Dillon Gee’s injured groin and departure to the disabled list yesterday got lost in the hoopla of the team deciding to replace him in the rotation with Noah Syndergaard.

Gee was pitching well before he hit this snag – he had a 1.83 ERA over his last three starts with six walks and 11 strikeouts in 19 2/3 innings.

The timing of this injury is eerily similar to the one he incurred last year with his lat muscle. He was pitching very well leading up to the injury in early May, and became derailed for two months. But that experience is why Gee fully supports the decision to go to the sideline and let his ground heal, rather than push the issue and have it escalate into something major.

“I tried to force something early and missed two months last year,” Gee said. “This year we’re playing it safe.”

The Mets can backdate his stint on the disabled list to May 4, meaning he can return as soon as May 19. And he expects to be ready to go when he’s eligible to come off the disabled list.

“I think this is the safest route to go, the most prudent way to attack this,” Gee explained on Friday. “As of right now, I guess I’ve got about 10 days before I can come off. I expect to be good to go by then.”

The question is what will happen with Gee when he is eligible to come off the disabled list, now that Syndergaard is here and in the rotation?

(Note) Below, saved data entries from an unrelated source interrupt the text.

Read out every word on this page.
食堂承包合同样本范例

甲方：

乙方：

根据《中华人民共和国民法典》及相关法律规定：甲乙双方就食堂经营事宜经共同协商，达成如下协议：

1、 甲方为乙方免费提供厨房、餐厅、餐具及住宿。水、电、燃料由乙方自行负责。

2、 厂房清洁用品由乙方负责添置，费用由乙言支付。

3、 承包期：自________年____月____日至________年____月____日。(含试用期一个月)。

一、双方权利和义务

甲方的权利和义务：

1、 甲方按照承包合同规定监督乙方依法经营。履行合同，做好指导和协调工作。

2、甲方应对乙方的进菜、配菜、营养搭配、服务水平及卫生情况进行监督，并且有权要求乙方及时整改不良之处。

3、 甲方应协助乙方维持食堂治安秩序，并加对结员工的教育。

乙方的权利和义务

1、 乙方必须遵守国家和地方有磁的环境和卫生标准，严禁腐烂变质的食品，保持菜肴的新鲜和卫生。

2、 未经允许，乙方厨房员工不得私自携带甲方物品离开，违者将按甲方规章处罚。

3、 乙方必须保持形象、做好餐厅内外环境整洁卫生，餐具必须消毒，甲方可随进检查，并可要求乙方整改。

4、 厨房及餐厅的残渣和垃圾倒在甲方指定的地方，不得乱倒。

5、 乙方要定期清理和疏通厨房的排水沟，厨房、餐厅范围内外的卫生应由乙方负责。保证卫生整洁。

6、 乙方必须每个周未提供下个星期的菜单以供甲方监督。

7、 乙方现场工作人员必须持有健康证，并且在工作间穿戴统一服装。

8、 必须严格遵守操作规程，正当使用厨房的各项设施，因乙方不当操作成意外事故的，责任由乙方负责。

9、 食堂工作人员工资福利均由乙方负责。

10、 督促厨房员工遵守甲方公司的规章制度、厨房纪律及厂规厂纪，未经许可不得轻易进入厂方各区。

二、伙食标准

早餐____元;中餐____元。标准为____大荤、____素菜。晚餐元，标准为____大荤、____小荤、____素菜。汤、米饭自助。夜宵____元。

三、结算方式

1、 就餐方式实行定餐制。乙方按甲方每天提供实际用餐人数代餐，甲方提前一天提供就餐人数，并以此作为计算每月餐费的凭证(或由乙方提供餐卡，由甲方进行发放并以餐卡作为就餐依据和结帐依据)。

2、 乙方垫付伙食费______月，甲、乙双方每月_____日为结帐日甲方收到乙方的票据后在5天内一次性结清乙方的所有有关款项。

These things have a way of working themselves out, so time will tell. But if Syndergaard is pitching well in ten days, the Mets will be hard pressed to bury him back at Triple-A, where he was dominating.

Then there’s Steven Matz, who is also dominating at Triple-A and is inching closer to a promotion himself.

The Mets could conceivably shift Gee back into the bullpen as a long reliever. They don’t really have that at the moment with Carlos Torres in a short-relief role right now. But, he had trouble adapting to such a role during Spring Training, so that might not be a fit for him in the long-term.

They could always jettison Gee or Jon Niese from the roster as well, but that would require a market to develop pretty quickly at a time trades are rarely made.